Universal child benefits can reduce child poverty overnight, but only a handful of low- and middle-income countries have schemes covering all or most households with children. The finding comes as social protection experts meet in Geneva to discuss how to move to universal coverage.
The finding is contained in an ILO and UNICEF review of global social protection for children launched today at a conference in Geneva convened to bolster momentum behind the introduction of child benefits to reduce widespread poverty. They urge action given 385 million children are consigned to living in extreme poverty.
Libya, Mongolia, Suriname and Panama– albeit with unclear coverage in the former and stringent conditions for the latter – are the low- and middle-income nations lauded for universal schemes. Others such as Argentina and Kyrgyzstan, and regions such as Bihar, India and Papua province, Indonesia are praised for moving towards universal coverage.
Development Pathways’ team of technical experts and other global experts will in Geneva discuss a route map for other nations to follow the trailblazers by setting out to achieve universal child benefits to tackle poverty. Our team does so fresh from supporting UNICEF in Uzbekistan to draw up recommendations for a close-to universal child benefit which are now under consideration by the Government.
Our Senior Social Policy Specialist Shea McClanahan will outline a mechanism for achieving universal coverage that reduces costs over time by incentivising participation in national social insurance systems. She will argue that a multi-tiered child benefit – as with multi-tiered pensions – would both achieve universal coverage and act as a powerful, immediate incentive for families to make contributions.

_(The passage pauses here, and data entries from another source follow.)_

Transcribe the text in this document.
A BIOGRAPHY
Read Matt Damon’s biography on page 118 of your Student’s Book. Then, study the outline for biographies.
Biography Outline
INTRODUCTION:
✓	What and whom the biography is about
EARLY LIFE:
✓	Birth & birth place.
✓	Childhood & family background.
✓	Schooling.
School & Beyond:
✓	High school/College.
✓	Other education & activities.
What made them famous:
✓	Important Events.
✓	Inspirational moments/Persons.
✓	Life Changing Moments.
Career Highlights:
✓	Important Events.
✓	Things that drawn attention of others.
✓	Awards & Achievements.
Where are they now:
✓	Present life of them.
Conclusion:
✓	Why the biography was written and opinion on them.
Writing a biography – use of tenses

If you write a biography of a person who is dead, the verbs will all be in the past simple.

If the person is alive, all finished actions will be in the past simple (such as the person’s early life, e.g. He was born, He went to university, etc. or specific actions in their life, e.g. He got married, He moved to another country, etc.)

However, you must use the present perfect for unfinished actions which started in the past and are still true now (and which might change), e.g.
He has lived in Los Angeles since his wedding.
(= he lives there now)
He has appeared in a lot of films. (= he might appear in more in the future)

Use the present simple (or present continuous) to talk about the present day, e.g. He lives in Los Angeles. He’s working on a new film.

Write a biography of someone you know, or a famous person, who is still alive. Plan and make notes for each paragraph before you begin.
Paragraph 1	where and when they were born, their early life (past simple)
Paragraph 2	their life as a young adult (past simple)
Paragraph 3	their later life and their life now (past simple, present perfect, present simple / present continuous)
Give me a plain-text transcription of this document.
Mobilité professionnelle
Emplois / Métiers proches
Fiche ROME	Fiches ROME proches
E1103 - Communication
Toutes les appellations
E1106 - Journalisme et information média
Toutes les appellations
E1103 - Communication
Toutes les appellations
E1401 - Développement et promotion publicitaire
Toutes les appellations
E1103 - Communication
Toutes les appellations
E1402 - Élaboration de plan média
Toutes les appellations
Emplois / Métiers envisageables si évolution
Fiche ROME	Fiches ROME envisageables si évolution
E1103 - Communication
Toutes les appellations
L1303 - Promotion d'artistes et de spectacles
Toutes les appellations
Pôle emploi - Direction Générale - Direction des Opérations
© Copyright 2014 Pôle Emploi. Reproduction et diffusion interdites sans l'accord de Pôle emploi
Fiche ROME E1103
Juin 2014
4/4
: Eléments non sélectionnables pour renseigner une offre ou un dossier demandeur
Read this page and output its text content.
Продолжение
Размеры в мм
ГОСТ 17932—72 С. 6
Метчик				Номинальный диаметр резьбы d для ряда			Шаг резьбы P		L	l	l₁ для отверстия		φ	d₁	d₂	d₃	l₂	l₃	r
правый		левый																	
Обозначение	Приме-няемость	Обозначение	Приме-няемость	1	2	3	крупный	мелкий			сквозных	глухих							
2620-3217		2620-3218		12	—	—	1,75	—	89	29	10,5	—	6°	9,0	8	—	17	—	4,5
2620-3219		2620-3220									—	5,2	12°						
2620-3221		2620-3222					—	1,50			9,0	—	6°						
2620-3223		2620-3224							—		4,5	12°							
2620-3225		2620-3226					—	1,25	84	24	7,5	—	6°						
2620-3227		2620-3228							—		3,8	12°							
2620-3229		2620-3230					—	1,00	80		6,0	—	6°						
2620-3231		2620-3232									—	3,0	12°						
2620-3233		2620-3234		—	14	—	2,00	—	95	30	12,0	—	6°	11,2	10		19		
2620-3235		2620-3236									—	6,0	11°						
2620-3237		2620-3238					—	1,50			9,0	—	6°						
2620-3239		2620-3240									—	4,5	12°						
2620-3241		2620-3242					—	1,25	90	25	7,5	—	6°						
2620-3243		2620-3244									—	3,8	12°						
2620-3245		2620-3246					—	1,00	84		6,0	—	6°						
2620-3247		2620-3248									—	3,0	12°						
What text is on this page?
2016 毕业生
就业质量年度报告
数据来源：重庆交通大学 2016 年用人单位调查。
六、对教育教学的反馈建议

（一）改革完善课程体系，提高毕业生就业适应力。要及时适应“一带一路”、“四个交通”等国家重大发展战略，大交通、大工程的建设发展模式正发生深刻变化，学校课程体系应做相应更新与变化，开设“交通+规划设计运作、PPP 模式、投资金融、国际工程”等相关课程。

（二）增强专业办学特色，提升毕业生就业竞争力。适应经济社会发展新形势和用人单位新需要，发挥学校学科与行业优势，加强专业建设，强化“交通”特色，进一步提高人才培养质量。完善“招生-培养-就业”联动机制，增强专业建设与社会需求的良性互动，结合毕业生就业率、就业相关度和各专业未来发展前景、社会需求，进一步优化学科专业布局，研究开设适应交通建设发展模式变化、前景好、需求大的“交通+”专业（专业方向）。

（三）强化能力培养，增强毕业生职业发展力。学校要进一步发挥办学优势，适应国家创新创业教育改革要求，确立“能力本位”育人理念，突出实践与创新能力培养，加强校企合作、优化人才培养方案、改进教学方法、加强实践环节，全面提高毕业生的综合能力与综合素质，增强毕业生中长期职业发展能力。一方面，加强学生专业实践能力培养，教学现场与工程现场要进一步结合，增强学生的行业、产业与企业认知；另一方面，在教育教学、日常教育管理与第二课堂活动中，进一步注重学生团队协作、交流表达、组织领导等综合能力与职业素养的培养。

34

Stephen Kidd, meanwhile, will at a high-level roundtable to be live-streamed tomorrow (Thursday), set out evidence from a global review our team carried out with support from the Church of Sweden, on the effectiveness of poverty-targeting. This new evidence on the failures of poverty-targeting to improve coverage to address child poverty comes after the ILO and UNICEF said nearly half of all children on Earth live in poverty, requiring inclusive coverage, not narrow-targeting.
Our Senior Social Policy Specialist Bjorn Gelders will provide evidence from micro-simulations of the impact of child benefits in Indonesia that highlight the large reductions in poverty that would result. And Senior Social Policy Specialist Alexandra Barrantes will moderate a session on experiences in Latin America and the Caribbean, drawing out the experiences in Argentina, Brazil and across the region.
The conference comes as a number of governments or UN agencies in low- and middle-income countries are actively considering universal child benefits, including Angola, Bangladesh, Kenya, Malaysia, Mozambique and Tunisia, the ILO and UNICEF said. A blow-by-blow account of the challenges Mongolia and Kyrgz Republic grappled with to achieve universal benefits coverage for children – which Development Pathways reported last year – is also provided in the new report.